Definition
A precisely surveyed ground station, part of the Wide Area Augmentation System (WAAS), that continuously receives GPS satellite signals and measures the errors in those signals. The station forwards its measurements to a WAAS master station, which builds correction data that is then broadcast to aircraft via geostationary satellites to improve GPS accuracy and integrity.
Plain English
A ground site at a known, exact location that listens to GPS satellites, works out how far off the GPS signals are, and sends that information up the chain so aircraft can receive corrected, more accurate GPS positions.
Context Anchor
Seen in WAAS and NextGen discussions, especially in diagrams showing how satellite navigation corrections are created before they reach aircraft.
Derivation
Wide-area means the network covers a large region (the continental U.S. and beyond), rather than a single airport.

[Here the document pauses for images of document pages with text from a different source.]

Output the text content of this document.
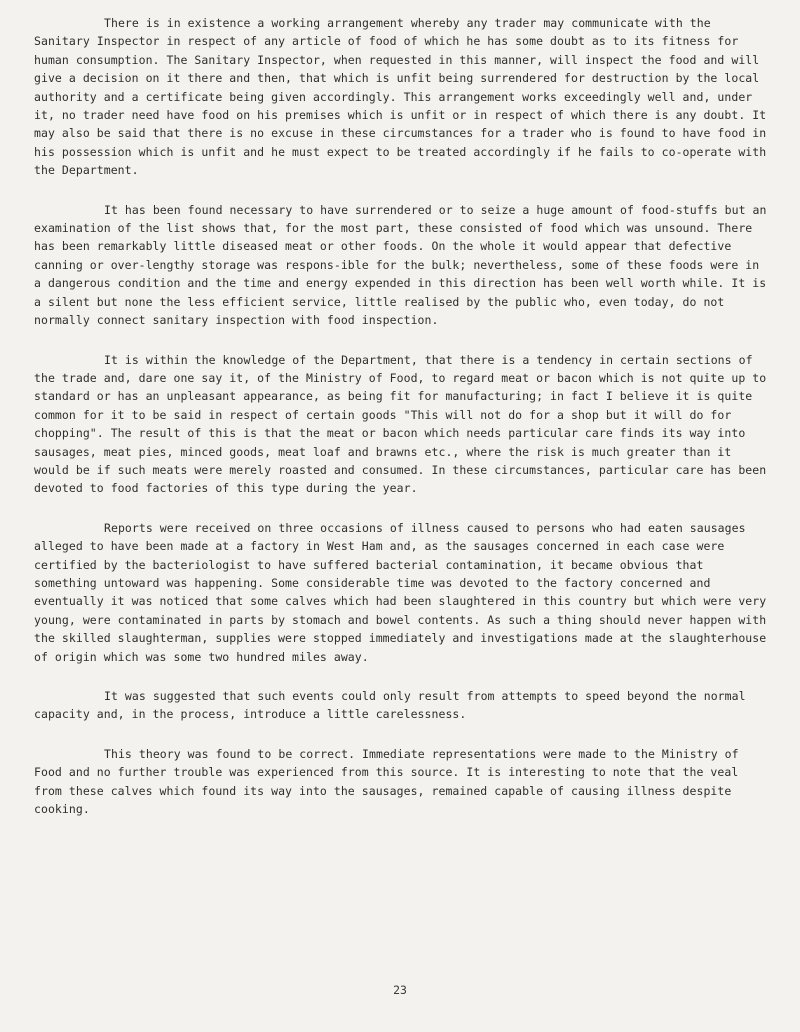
There is in existence a working arrangement whereby any trader may communicate with the Sanitary Inspector in respect of any article of food of which he has some doubt as to its fitness for human consumption. The Sanitary Inspector, when requested in this manner, will inspect the food and will give a decision on it there and then, that which is unfit being surrendered for destruction by the local authority and a certificate being given accordingly. This arrangement works exceedingly well and, under it, no trader need have food on his premises which is unfit or in respect of which there is any doubt. It may also be said that there is no excuse in these circumstances for a trader who is found to have food in his possession which is unfit and he must expect to be treated accordingly if he fails to co-operate with the Department.

It has been found necessary to have surrendered or to seize a huge amount of food-stuffs but an examination of the list shows that, for the most part, these consisted of food which was unsound. There has been remarkably little diseased meat or other foods. On the whole it would appear that defective canning or over-lengthy storage was respons-ible for the bulk; nevertheless, some of these foods were in a dangerous condition and the time and energy expended in this direction has been well worth while. It is a silent but none the less efficient service, little realised by the public who, even today, do not normally connect sanitary inspection with food inspection.

It is within the knowledge of the Department, that there is a tendency in certain sections of the trade and, dare one say it, of the Ministry of Food, to regard meat or bacon which is not quite up to standard or has an unpleasant appearance, as being fit for manufacturing; in fact I believe it is quite common for it to be said in respect of certain goods "This will not do for a shop but it will do for chopping". The result of this is that the meat or bacon which needs particular care finds its way into sausages, meat pies, minced goods, meat loaf and brawns etc., where the risk is much greater than it would be if such meats were merely roasted and consumed. In these circumstances, particular care has been devoted to food factories of this type during the year.

Reports were received on three occasions of illness caused to persons who had eaten sausages alleged to have been made at a factory in West Ham and, as the sausages concerned in each case were certified by the bacteriologist to have suffered bacterial contamination, it became obvious that something untoward was happening. Some considerable time was devoted to the factory concerned and eventually it was noticed that some calves which had been slaughtered in this country but which were very young, were contaminated in parts by stomach and bowel contents. As such a thing should never happen with the skilled slaughterman, supplies were stopped immediately and investigations made at the slaughterhouse of origin which was some two hundred miles away.

It was suggested that such events could only result from attempts to speed beyond the normal capacity and, in the process, introduce a little carelessness.

This theory was found to be correct. Immediate representations were made to the Ministry of Food and no further trouble was experienced from this source. It is interesting to note that the veal from these calves which found its way into the sausages, remained capable of causing illness despite cooking.

23
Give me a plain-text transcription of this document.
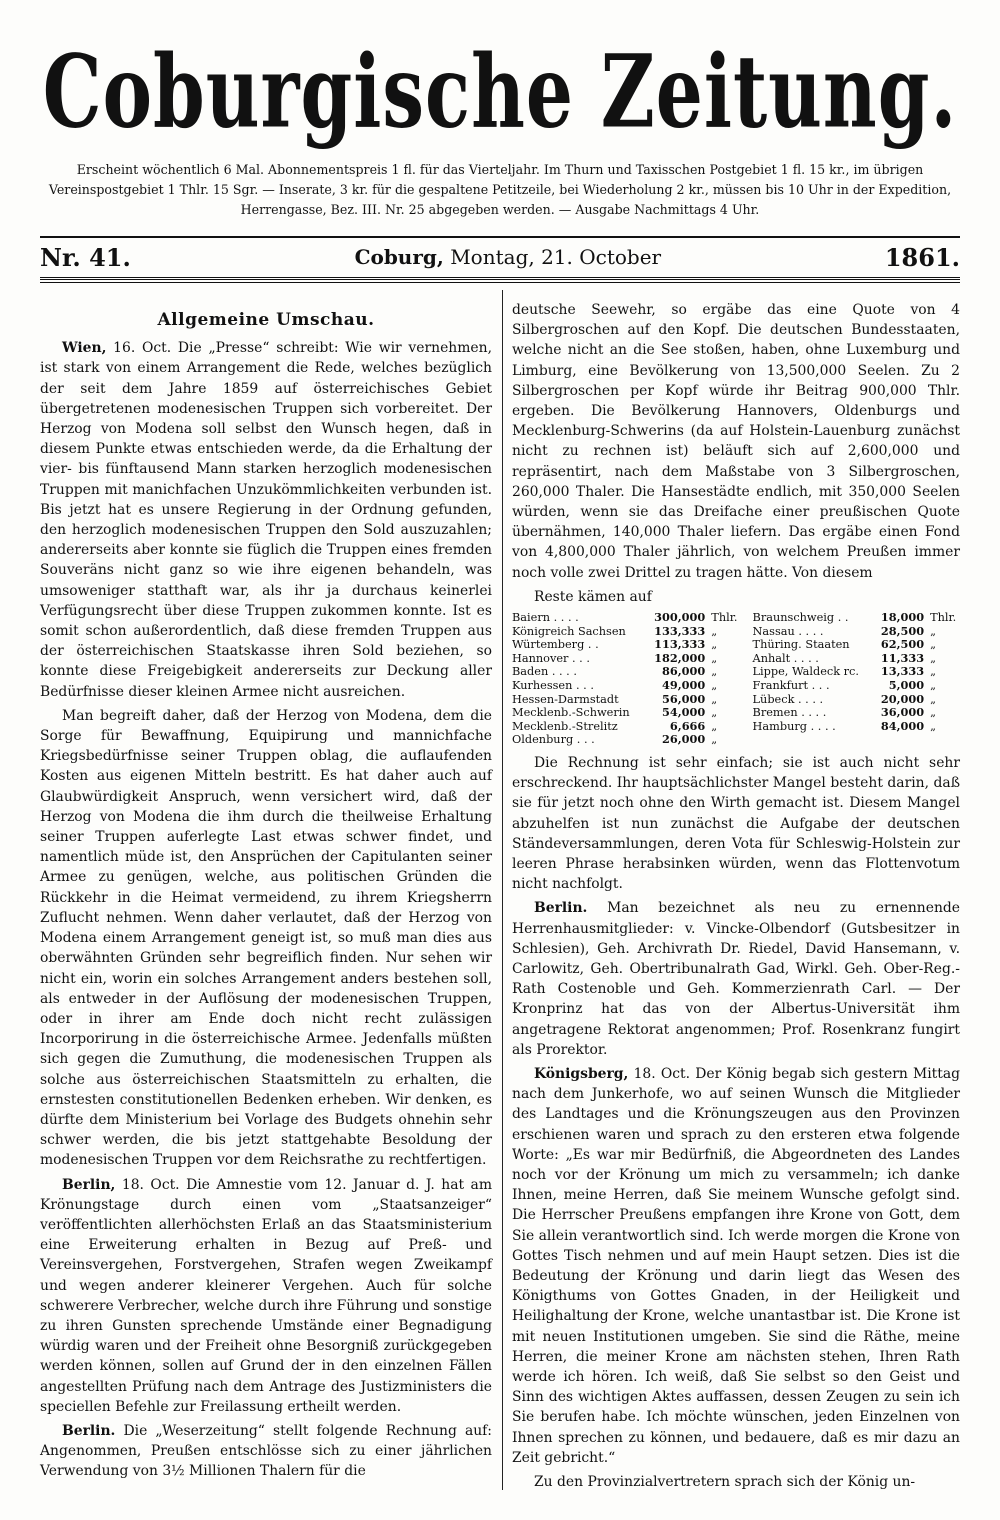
Coburgische Zeitung.
Erscheint wöchentlich 6 Mal. Abonnementspreis 1 fl. für das Vierteljahr. Im Thurn und Taxisschen Postgebiet 1 fl. 15 kr., im übrigen Vereinspostgebiet 1 Thlr. 15 Sgr. — Inserate, 3 kr. für die gespaltene Petitzeile, bei Wiederholung 2 kr., müssen bis 10 Uhr in der Expedition, Herrengasse, Bez. III. Nr. 25 abgegeben werden. — Ausgabe Nachmittags 4 Uhr.
Nr. 41.	Coburg, Montag, 21. October	1861.
Allgemeine Umschau.

Wien, 16. Oct. Die „Presse“ schreibt: Wie wir vernehmen, ist stark von einem Arrangement die Rede, welches bezüglich der seit dem Jahre 1859 auf österreichisches Gebiet übergetretenen modenesischen Truppen sich vorbereitet. Der Herzog von Modena soll selbst den Wunsch hegen, daß in diesem Punkte etwas entschieden werde, da die Erhaltung der vier- bis fünftausend Mann starken herzoglich modenesischen Truppen mit manichfachen Unzukömmlichkeiten verbunden ist. Bis jetzt hat es unsere Regierung in der Ordnung gefunden, den herzoglich modenesischen Truppen den Sold auszuzahlen; andererseits aber konnte sie füglich die Truppen eines fremden Souveräns nicht ganz so wie ihre eigenen behandeln, was umsoweniger statthaft war, als ihr ja durchaus keinerlei Verfügungsrecht über diese Truppen zukommen konnte. Ist es somit schon außerordentlich, daß diese fremden Truppen aus der österreichischen Staatskasse ihren Sold beziehen, so konnte diese Freigebigkeit andererseits zur Deckung aller Bedürfnisse dieser kleinen Armee nicht ausreichen.

Man begreift daher, daß der Herzog von Modena, dem die Sorge für Bewaffnung, Equipirung und mannichfache Kriegsbedürfnisse seiner Truppen oblag, die auflaufenden Kosten aus eigenen Mitteln bestritt. Es hat daher auch auf Glaubwürdigkeit Anspruch, wenn versichert wird, daß der Herzog von Modena die ihm durch die theilweise Erhaltung seiner Truppen auferlegte Last etwas schwer findet, und namentlich müde ist, den Ansprüchen der Capitulanten seiner Armee zu genügen, welche, aus politischen Gründen die Rückkehr in die Heimat vermeidend, zu ihrem Kriegsherrn Zuflucht nehmen. Wenn daher verlautet, daß der Herzog von Modena einem Arrangement geneigt ist, so muß man dies aus oberwähnten Gründen sehr begreiflich finden. Nur sehen wir nicht ein, worin ein solches Arrangement anders bestehen soll, als entweder in der Auflösung der modenesischen Truppen, oder in ihrer am Ende doch nicht recht zulässigen Incorporirung in die österreichische Armee. Jedenfalls müßten sich gegen die Zumuthung, die modenesischen Truppen als solche aus österreichischen Staatsmitteln zu erhalten, die ernstesten constitutionellen Bedenken erheben. Wir denken, es dürfte dem Ministerium bei Vorlage des Budgets ohnehin sehr schwer werden, die bis jetzt stattgehabte Besoldung der modenesischen Truppen vor dem Reichsrathe zu rechtfertigen.

Berlin, 18. Oct. Die Amnestie vom 12. Januar d. J. hat am Krönungstage durch einen vom „Staatsanzeiger“ veröffentlichten allerhöchsten Erlaß an das Staatsministerium eine Erweiterung erhalten in Bezug auf Preß- und Vereinsvergehen, Forstvergehen, Strafen wegen Zweikampf und wegen anderer kleinerer Vergehen. Auch für solche schwerere Verbrecher, welche durch ihre Führung und sonstige zu ihren Gunsten sprechende Umstände einer Begnadigung würdig waren und der Freiheit ohne Besorgniß zurückgegeben werden können, sollen auf Grund der in den einzelnen Fällen angestellten Prüfung nach dem Antrage des Justizministers die speciellen Befehle zur Freilassung ertheilt werden.

Berlin. Die „Weserzeitung“ stellt folgende Rechnung auf: Angenommen, Preußen entschlösse sich zu einer jährlichen Verwendung von 3½ Millionen Thalern für die

deutsche Seewehr, so ergäbe das eine Quote von 4 Silbergroschen auf den Kopf. Die deutschen Bundesstaaten, welche nicht an die See stoßen, haben, ohne Luxemburg und Limburg, eine Bevölkerung von 13,500,000 Seelen. Zu 2 Silbergroschen per Kopf würde ihr Beitrag 900,000 Thlr. ergeben. Die Bevölkerung Hannovers, Oldenburgs und Mecklenburg-Schwerins (da auf Holstein-Lauenburg zunächst nicht zu rechnen ist) beläuft sich auf 2,600,000 und repräsentirt, nach dem Maßstabe von 3 Silbergroschen, 260,000 Thaler. Die Hansestädte endlich, mit 350,000 Seelen würden, wenn sie das Dreifache einer preußischen Quote übernähmen, 140,000 Thaler liefern. Das ergäbe einen Fond von 4,800,000 Thaler jährlich, von welchem Preußen immer noch volle zwei Drittel zu tragen hätte. Von diesem

Reste kämen auf

Baiern . . . .	300,000	Thlr.	Braunschweig . .	18,000	Thlr.
Königreich Sachsen	133,333	„	Nassau . . . .	28,500	„
Würtemberg . .	113,333	„	Thüring. Staaten	62,500	„
Hannover . . .	182,000	„	Anhalt . . . .	11,333	„
Baden . . . .	86,000	„	Lippe, Waldeck rc.	13,333	„
Kurhessen . . .	49,000	„	Frankfurt . . .	5,000	„
Hessen-Darmstadt	56,000	„	Lübeck . . . .	20,000	„
Mecklenb.-Schwerin	54,000	„	Bremen . . . .	36,000	„
Mecklenb.-Strelitz	6,666	„	Hamburg . . . .	84,000	„
Oldenburg . . .	26,000	„			

Die Rechnung ist sehr einfach; sie ist auch nicht sehr erschreckend. Ihr hauptsächlichster Mangel besteht darin, daß sie für jetzt noch ohne den Wirth gemacht ist. Diesem Mangel abzuhelfen ist nun zunächst die Aufgabe der deutschen Ständeversammlungen, deren Vota für Schleswig-Holstein zur leeren Phrase herabsinken würden, wenn das Flottenvotum nicht nachfolgt.

Berlin. Man bezeichnet als neu zu ernennende Herrenhausmitglieder: v. Vincke-Olbendorf (Gutsbesitzer in Schlesien), Geh. Archivrath Dr. Riedel, David Hansemann, v. Carlowitz, Geh. Obertribunalrath Gad, Wirkl. Geh. Ober-Reg.-Rath Costenoble und Geh. Kommerzienrath Carl. — Der Kronprinz hat das von der Albertus-Universität ihm angetragene Rektorat angenommen; Prof. Rosenkranz fungirt als Prorektor.

Königsberg, 18. Oct. Der König begab sich gestern Mittag nach dem Junkerhofe, wo auf seinen Wunsch die Mitglieder des Landtages und die Krönungszeugen aus den Provinzen erschienen waren und sprach zu den ersteren etwa folgende Worte: „Es war mir Bedürfniß, die Abgeordneten des Landes noch vor der Krönung um mich zu versammeln; ich danke Ihnen, meine Herren, daß Sie meinem Wunsche gefolgt sind. Die Herrscher Preußens empfangen ihre Krone von Gott, dem Sie allein verantwortlich sind. Ich werde morgen die Krone von Gottes Tisch nehmen und auf mein Haupt setzen. Dies ist die Bedeutung der Krönung und darin liegt das Wesen des Königthums von Gottes Gnaden, in der Heiligkeit und Heilighaltung der Krone, welche unantastbar ist. Die Krone ist mit neuen Institutionen umgeben. Sie sind die Räthe, meine Herren, die meiner Krone am nächsten stehen, Ihren Rath werde ich hören. Ich weiß, daß Sie selbst so den Geist und Sinn des wichtigen Aktes auffassen, dessen Zeugen zu sein ich Sie berufen habe. Ich möchte wünschen, jeden Einzelnen von Ihnen sprechen zu können, und bedauere, daß es mir dazu an Zeit gebricht.“

Zu den Provinzialvertretern sprach sich der König un-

Reference station means a fixed site whose position is already known with high precision, so any difference between the GPS-reported position and the true position must be GPS error. Knowing the truth lets the system measure the error.
Why Pilots Care
Supplies the raw observations that enable more accurate GPS guidance during instrument approaches.
Grounding Statement
A wide-area reference station sits on the ground, knows exactly where it is, and uses that known position to help check whether satellite navigation data is accurate.
Intuition Check
Do not think of this as a radio station that pilots tune in flight. It is a fixed ground sensor used by WAAS behind the scenes to check GPS signals over a large region.
Example Sentence 1
WAAS uses a network of wide-area reference stations across the country to detect GPS signal errors in real time.
Example Sentence 2
Data from several wide-area reference stations across the region is combined to produce the final correction message.